Erlebt habe ich das schon selbst: Sieht man von einem denkbaren Sprachproblem ab, können Studierende mit asiatischem Hintergrund oft phänomenal die Stichpunkte der Vorlesungsfolien meines Chefs in den Klausuren runterbeten, allerdings scheitern sie dennoch häufig an Anwendungs- oder Transferaufgaben. Gerade vor kurzem erst hatte ich ein Gespräch mit einem Studenten asiatischer Herkunft. Seine Eltern hätten ihm immer Ziele vorgegeben, er kommt nun aber gar nicht mit der Freiheit klar, dass er selbst Ziele setzen darf und soll. Selbst eine Fragestellung für eine Abschlussarbeit zu entwickeln und zu formulieren, der er dann nachgehen kann, fiele ihm schwer.
Was in Bezug zu dieser Problematik in der Berichterstattung häufig vernachlässigt wurde, sind die Zweifel, die Frau Chua selbst kamen und letztlich der Beweggrund für das Schreiben des Buches waren. Sie geht zwar nicht im Detail darauf ein, berichtet aber, wie ein Geigenlehrer mit einer sanften Methode erfolgreicher war als sie selbst – bei gleichen inhaltlichen Vorgaben. Als sie ihr Mathestudium abbrach, war sie selbst froh, dass ihre Eltern sie nicht quälten, sondern eine Überforderung attestierten. Der eigentliche Punkt, um den sich das Buch dreht, sind aber die Probleme mit Tochter Louisa. Zwar wurde sie eine sehr gute Violinistin, aber sie fühlte sich unverstanden und rebellierte mit der Zeit immer stärker gegen die Erziehungsmethode von Frau Chua. Als diese ihre Mutter um Rat ersuchte, erhielt sie für sie unverständlicherweise die Antwort: „Die Zeiten haben sich geändert. Und Lulu ist nicht du.“ (S. 186). Davon unbeeindruckt blieb sie stur, gab jedoch zu: „In chinesischen Familien ist dieses Problem nicht vorgesehen, und ich hatte keine Lösung.“ (S. 190)

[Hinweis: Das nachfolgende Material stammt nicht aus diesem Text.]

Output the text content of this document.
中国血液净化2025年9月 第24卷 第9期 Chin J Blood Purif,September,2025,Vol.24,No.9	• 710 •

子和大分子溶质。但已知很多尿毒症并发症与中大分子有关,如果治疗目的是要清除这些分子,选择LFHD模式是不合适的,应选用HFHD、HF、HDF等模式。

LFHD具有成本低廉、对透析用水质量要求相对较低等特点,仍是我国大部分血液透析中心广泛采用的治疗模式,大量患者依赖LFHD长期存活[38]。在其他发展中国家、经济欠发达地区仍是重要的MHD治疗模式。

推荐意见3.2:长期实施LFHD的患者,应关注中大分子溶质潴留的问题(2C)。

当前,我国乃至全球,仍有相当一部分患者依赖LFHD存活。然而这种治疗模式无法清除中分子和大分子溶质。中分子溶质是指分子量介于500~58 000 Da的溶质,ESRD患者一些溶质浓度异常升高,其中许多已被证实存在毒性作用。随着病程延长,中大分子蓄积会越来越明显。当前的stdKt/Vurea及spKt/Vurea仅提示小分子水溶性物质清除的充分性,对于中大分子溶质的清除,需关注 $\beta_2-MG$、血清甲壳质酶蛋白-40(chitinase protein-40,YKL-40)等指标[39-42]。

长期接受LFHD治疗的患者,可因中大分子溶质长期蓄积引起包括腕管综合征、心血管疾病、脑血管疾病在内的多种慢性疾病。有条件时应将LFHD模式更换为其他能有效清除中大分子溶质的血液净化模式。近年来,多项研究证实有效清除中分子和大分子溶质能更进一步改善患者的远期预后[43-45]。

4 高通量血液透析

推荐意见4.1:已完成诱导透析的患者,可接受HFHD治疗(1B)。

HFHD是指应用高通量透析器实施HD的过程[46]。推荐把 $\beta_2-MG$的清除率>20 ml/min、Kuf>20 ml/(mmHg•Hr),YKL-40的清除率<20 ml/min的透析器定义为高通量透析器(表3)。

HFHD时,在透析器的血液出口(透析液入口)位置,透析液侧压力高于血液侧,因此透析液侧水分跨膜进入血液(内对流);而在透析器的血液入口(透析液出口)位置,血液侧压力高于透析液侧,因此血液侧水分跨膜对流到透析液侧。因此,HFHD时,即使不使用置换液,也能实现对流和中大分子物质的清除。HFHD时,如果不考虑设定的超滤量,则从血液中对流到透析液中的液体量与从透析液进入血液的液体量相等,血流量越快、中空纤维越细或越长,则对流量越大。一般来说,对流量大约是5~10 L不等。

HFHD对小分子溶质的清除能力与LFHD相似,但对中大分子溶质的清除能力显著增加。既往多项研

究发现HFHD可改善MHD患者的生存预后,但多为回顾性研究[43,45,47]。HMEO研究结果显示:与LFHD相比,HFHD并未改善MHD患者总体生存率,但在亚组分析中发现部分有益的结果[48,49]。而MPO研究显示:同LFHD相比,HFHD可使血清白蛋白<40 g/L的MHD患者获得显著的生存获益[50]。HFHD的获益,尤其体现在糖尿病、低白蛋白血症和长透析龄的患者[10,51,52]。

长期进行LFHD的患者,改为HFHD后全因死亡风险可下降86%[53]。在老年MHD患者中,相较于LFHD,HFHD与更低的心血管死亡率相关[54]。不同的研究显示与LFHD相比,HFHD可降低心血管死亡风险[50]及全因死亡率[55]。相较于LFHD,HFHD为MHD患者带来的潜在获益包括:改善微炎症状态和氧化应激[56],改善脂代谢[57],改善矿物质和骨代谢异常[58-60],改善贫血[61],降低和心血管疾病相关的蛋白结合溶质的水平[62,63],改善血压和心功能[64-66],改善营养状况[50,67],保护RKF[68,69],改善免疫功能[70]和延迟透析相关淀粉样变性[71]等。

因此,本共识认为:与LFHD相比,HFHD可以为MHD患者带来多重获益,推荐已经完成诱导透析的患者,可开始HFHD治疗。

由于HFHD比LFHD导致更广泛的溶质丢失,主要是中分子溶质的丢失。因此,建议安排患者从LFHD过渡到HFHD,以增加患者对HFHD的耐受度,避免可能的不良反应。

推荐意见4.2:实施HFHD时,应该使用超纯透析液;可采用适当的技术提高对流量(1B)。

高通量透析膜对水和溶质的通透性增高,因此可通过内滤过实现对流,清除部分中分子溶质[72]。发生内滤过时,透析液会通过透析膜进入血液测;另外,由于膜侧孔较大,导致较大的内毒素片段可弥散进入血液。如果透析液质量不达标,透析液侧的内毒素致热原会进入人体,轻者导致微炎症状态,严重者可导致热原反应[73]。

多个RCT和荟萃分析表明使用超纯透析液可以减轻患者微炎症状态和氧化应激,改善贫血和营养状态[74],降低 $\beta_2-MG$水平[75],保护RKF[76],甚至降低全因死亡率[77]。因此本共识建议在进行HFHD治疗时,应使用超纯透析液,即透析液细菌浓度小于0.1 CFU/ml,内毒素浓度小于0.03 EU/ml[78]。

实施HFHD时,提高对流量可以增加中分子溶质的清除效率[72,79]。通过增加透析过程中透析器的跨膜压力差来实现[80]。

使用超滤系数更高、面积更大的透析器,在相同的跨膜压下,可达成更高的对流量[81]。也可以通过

Erst als es zu einem großen Knall kam, gab sie nach. Louisa wurde nicht weiter zum Geigespiel gezwungen und durfte stattdessen Tennis spielen, wie sie es sich gewünscht hat. Trotz fehlenden Drills durch fremde Personen hat sie sich wohl zum Erstaunen von Frau Chua zu einer passablen Tennisspielerin entwickelt, die sich selbst motiviert. Sie ist offenbar nicht weltklasse, aber hat trotzdem Spaß.
Was ich mit den Ausführungen nicht sagen will ist „Siehst’e, hat sie alles falsch gemacht“ – das glaube ich nämlich nicht. Beim Tennislernen schien ihre Tochter die Lehrer etwa durch hohe Selbstdisziplin zu beeindrucken. Und Frau Chua hat sich vor allem sprichwörtlich den Arsch aufgerissen. Sie hat nicht nur viel gefordert, sondern auch extrem gefördert! Sie hat nicht einfach übermäßig hohe Ziele gesetzt und dann gesagt: „Sieh zu, wie du sie erreichst. Ich habe damit nichts zu tun, das ist deine Aufgabe.“ Sie hat sich ebenso dafür verantwortlich gefühlt und sich reingehängt – allerdings wohl etwas zu sehr. Und das hatte unerwartete Konsequenzen, die sie selbst nicht ganz einsortieren konnte.
Kurzum: Das Buch lässt sich zwar oberflächlich auch als uneingeschränkter Appell für eine „chinesische“ Erziehung lesen, aber auf mich macht es eher den Eindruck, als sei sie trotz anders lautender Bekundungen nicht (mehr) so ganz davon überzeugt. Therapeutisches Schreiben umschreibt es daher vielleicht eher.